Henry Taylor is a painter currently based in Los Angeles, California. Taylor was born into an artistic family -- his father was a commercial painter -- and worked as a technician in a mental hospital for a decade before retiring and taking up painting full-time.
The artist is best known for his portrait works, which are painted in Taylor’s own distinctively vibrant and energetic style, often combining a reverence for contemporary art history with a sense of immediacy and play.
Taylor’s studio reminds me of that of painters Misaki Kawai or Kerry James Marshall. The large, person-sized works-in-progress leaning against the wall have a sort of casual feeling about them, and I can imagine the artist shifting between adding colours and elements to several different paintings at once.
Having the works leaning against the wall here, rather than stacked or on easels, also probably allows for easier viewing of a series of works next to each other.

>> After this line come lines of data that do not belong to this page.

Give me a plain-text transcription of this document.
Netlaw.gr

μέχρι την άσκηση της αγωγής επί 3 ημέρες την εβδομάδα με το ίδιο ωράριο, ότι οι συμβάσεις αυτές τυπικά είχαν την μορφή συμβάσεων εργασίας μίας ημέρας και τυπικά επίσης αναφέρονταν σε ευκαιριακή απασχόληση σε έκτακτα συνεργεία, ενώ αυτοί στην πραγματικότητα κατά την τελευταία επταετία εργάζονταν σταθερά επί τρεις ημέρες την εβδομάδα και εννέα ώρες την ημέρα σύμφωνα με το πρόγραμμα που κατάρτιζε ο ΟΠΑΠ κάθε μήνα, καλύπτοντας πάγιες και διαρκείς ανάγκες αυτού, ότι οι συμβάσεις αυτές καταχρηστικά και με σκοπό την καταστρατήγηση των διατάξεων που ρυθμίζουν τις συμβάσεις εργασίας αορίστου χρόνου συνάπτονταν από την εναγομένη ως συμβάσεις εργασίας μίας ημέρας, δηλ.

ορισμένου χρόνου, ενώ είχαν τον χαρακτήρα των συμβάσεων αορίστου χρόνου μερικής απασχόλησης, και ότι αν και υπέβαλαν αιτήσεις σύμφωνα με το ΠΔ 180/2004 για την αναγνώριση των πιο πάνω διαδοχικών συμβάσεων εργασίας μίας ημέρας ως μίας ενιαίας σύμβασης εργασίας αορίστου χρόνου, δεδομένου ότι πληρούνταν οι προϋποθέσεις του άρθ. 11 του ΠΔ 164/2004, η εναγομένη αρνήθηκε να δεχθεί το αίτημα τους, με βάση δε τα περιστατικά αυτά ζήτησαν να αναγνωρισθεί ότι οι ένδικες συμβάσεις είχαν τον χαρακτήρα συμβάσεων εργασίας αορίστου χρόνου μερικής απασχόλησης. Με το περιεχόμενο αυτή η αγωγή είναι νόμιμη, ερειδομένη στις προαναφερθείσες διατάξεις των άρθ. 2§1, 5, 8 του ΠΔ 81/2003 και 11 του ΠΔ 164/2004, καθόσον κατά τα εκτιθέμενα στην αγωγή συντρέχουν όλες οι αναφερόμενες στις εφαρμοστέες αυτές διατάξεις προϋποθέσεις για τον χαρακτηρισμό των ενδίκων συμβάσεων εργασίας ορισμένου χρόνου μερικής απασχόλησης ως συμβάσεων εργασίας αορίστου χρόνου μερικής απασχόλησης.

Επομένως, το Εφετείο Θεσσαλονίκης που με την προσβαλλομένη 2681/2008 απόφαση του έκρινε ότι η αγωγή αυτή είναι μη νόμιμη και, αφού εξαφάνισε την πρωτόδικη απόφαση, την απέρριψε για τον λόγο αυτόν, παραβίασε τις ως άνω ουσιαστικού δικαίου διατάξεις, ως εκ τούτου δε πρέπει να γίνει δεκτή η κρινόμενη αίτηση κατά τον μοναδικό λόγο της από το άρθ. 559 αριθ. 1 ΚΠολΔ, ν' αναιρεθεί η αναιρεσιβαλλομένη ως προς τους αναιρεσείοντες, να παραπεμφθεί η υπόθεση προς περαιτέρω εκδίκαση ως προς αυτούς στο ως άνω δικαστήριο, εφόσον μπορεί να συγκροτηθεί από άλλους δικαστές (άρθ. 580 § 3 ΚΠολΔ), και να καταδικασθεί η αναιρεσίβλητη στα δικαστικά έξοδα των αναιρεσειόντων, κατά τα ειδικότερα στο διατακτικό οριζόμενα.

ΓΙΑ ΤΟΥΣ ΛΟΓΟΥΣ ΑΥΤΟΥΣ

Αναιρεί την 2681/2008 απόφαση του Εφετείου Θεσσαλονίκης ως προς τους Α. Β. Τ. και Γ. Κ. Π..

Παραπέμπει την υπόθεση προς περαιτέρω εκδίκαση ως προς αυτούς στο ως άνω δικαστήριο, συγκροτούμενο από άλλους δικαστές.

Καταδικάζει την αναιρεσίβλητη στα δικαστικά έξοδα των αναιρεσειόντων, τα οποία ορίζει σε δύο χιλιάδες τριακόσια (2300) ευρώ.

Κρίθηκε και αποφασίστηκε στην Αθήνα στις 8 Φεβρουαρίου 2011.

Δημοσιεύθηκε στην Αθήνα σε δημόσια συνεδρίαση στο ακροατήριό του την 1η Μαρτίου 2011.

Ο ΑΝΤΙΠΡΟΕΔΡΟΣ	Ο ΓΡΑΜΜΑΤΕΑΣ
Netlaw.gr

The placement emulates the placement of works on a long gallery wall. It looks like the artist is using the entire top of his table as a palette, with huge blobs of half-blended paint ready to be applied to the canvas. All the better for working on multiple large pieces at once!
Taylor has been known to paint on a variety of surfaces, often creating small, quick works on detritus like cardboard boxes and packaging, as though compelled to capture a subject as quickly and naturally as possible. The artist’s works have been exhibited in solo shows throughout the United States, including a retrospective at MoMA PS1.